Workers Revolutionary Party

TUC begs for partnership

TOMORROW the Tory chancellor, George Osborne, will be presenting before parliament his last budget before the general election on May 7 – a budget he promises will contain ‘no giveaways, no gimmicks’.

Wednesday’s budget, of course, is meaningless and despite any promises will be designed precisely to convince the Tory faithful to turn out and vote.

What is crucial, however, is what the Tories plan after the election, should they win.

Osborne’s autumn budget statement on the economy last December spelt out the Tories’ intentions – years of permanent austerity with billions cut from welfare, accompanied by years of below inflation level wage increases.

Even the Office for Budget Responsibility’s analysis of Osborne’s plans concluded that cuts of this size would ‘shrink’ the size of the British state to its lowest since the 1930’s!

All these massive cuts have the sole aim of cutting the government’s budget deficit – the gap between what the government spends every day and its income – which according to the OBR stands at the moment at £100 billion and which they predict will rise to £280 billion in 5 years.

Osborne wants to implement cuts to bring this massive amount, which was incurred by the state bailing out the banks, and bring the deficit to zero.

Osborne is not the only one to be producing a budget this week – the TUC yesterday produced its own ‘alternative’ budget which reads more like a wish list than anything else and which highlights the complete prostration of the TUC before the capitalist crisis.

What is noteworthy about the TUC ‘budget’ is its complete disregard for the world crisis that is raging and its faith that bankrupt British capitalism can be revived if only there is an ‘investment policy developed with genuine social partner involvement’.

This is their recipe for putting all those bankrupt manufacturing industries back into profitability, partnership. What is worrying the TUC is that after five years of continuous austerity cuts – which the TUC in their budget admits has led to households losing £2,500 a year on average while the pay of chief executives has increased by a staggering 26% – the working class is not prepared to put up with being driven into the ground to pay off the bankers’ debts.

In offering themselves up as ‘partners’, the TUC is begging the bosses for a role and that role will be to try and keep the working class under control.

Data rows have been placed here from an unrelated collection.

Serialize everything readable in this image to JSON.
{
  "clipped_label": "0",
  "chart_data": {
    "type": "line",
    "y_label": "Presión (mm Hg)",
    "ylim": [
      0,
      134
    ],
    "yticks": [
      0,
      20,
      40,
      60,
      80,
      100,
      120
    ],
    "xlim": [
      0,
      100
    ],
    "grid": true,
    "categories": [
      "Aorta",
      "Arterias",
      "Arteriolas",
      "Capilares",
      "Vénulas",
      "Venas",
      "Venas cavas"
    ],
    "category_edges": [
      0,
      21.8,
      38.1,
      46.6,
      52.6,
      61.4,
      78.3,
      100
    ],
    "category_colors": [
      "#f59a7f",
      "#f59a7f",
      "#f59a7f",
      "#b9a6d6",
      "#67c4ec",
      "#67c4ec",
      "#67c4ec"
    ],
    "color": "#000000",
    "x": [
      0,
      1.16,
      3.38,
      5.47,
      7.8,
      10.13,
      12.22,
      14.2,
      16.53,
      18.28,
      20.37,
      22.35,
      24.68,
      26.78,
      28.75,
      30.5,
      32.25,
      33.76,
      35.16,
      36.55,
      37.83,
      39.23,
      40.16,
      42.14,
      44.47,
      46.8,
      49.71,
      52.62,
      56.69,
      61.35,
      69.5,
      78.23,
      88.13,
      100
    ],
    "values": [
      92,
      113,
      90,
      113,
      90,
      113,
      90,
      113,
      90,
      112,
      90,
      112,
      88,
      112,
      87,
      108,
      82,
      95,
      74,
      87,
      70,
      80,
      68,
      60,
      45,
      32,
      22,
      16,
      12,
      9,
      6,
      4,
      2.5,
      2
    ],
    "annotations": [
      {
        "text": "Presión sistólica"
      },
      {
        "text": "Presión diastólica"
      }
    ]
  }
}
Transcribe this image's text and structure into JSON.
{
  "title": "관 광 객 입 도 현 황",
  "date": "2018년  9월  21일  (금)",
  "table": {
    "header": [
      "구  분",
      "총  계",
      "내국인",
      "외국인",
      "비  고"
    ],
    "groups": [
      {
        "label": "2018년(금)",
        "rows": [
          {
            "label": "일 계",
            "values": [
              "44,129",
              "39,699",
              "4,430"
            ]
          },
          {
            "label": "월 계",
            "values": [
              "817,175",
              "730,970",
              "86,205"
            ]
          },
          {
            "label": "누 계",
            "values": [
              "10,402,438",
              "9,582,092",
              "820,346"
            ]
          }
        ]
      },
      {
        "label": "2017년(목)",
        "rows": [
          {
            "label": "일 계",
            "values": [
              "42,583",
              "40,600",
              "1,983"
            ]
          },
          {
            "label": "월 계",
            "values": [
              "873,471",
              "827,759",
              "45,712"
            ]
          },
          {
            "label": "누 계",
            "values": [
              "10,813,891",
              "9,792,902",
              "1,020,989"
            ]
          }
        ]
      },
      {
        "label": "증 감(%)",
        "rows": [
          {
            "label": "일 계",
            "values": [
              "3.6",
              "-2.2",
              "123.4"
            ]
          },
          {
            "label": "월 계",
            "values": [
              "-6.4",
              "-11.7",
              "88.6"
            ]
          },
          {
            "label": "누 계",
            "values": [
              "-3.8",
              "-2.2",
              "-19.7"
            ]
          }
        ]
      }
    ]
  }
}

Even without the formality of a partnership agreement, this is precisely the role the TUC have been playing. While in their budget they condemn all the cuts in wages and the attacks on the NHS, they avoid the fact that none of these cuts could have been implemented without the passivity of the TUC and the trade union leaders.

Instead of leading any fight against pay freezes, hospital closures or benefit cuts, the TUC have deliberately avoided any struggle to confront this Tory-led coalition.

This refusal to fight was exposed at last year’s TUC conference where the bureaucracy prevented even a mention of its official policy to consider organising a general strike to fight cuts. The same conference passed unanimously a motion from the Bakers Union demanding a fight for a legal £10 an hour wage.

In February the TUC ran a campaign called ‘Fair pay fortnight’ which ignored this policy, instead calling for an unspecified increase in the minimum wage. No demand for industrial action just a plea to the government and bosses for ‘fairness’.

With millions of workers and youth up in arms over cuts and the smashing up of the welfare state and demanding action, all the TUC can do is plead for partnership with the capitalist class to head off revolution.

This treacherous leadership can no longer be allowed to carry on, it must be replaced with a new leadership prepared to mobilise the full strength of the trade unions by calling a general strike to kick out the government and replace it with a workers government and socialism – this is the only alternative for the working class.

Only the WRP is building this leadership.